I'm beginning a new project at work, and will likely be nearly the sole developer on the project, though one or two other developers will need to integrate existing applications or simple scripts into the main project. The project needs to handle small-scale bulk and streaming data ingest/processing, and both event-driven and on-demand code execution. Some parts of the framework will be heavily CPU bound, and some parts could be heavily I/O bound; most of the data must live on a single machine, but we're able to create a cluster and connect VM's to increase available compute power. There will probably be one or more small web applications that depend on services provided this core framework. The main language will be Python for just about everything.
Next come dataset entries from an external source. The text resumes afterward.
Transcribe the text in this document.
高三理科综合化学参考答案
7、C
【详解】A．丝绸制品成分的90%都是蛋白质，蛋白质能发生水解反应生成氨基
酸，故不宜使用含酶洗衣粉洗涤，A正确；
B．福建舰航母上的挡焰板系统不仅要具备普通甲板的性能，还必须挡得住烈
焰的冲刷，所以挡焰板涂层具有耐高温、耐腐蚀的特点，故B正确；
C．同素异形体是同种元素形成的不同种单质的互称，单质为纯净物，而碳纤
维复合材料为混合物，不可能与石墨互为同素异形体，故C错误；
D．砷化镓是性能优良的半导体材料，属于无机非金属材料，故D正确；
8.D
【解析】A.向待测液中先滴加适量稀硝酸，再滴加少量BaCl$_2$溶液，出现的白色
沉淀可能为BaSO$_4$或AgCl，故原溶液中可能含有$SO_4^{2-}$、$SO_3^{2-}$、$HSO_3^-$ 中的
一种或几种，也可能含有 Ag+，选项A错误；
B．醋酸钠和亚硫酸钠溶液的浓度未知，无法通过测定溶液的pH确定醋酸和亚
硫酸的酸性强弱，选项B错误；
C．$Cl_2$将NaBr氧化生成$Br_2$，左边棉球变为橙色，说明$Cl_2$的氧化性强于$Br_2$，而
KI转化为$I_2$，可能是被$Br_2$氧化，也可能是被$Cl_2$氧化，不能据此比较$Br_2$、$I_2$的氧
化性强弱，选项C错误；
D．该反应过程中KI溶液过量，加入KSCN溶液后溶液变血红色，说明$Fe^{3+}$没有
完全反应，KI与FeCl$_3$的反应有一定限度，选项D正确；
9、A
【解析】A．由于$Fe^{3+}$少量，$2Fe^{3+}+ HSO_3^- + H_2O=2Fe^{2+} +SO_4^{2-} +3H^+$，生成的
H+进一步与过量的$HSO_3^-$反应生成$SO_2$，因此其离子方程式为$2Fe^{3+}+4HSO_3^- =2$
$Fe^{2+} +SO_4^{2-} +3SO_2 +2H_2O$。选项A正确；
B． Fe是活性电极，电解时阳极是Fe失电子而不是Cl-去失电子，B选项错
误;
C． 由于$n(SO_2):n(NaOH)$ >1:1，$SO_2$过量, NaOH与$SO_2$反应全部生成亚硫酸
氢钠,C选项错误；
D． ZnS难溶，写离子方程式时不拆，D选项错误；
My question is whether or not I should take a microservices approach to an effort like this or stick with a monolithic application, given that I'll be doing most of the development by myself. My thought is that microservices (using Nameko) provide a natural separation between elements of the framework that have different execution models (data pipelines, event-launched, on-demand, web applications, etc.) and a clear way to distribute the workload and communication across multiple processes. My concern is that I'd probably end up with a Kubernetes cluster to manage (I'm familiar with Docker, but still fairly new to Kubernetes), multiple services (rabbitmq, redis, etc.) required just to facilitate running the system, and potentially a lot of small chunks of code to actually implement all the necessary capabilities that we'll need in the framework.
For a project with little more than a single developer, do microservices still simplify developing and maintaining a complicated system like this? Are there methods/systems/frameworks I should consider using instead, or to reduce the overhead involved in designing the system this way?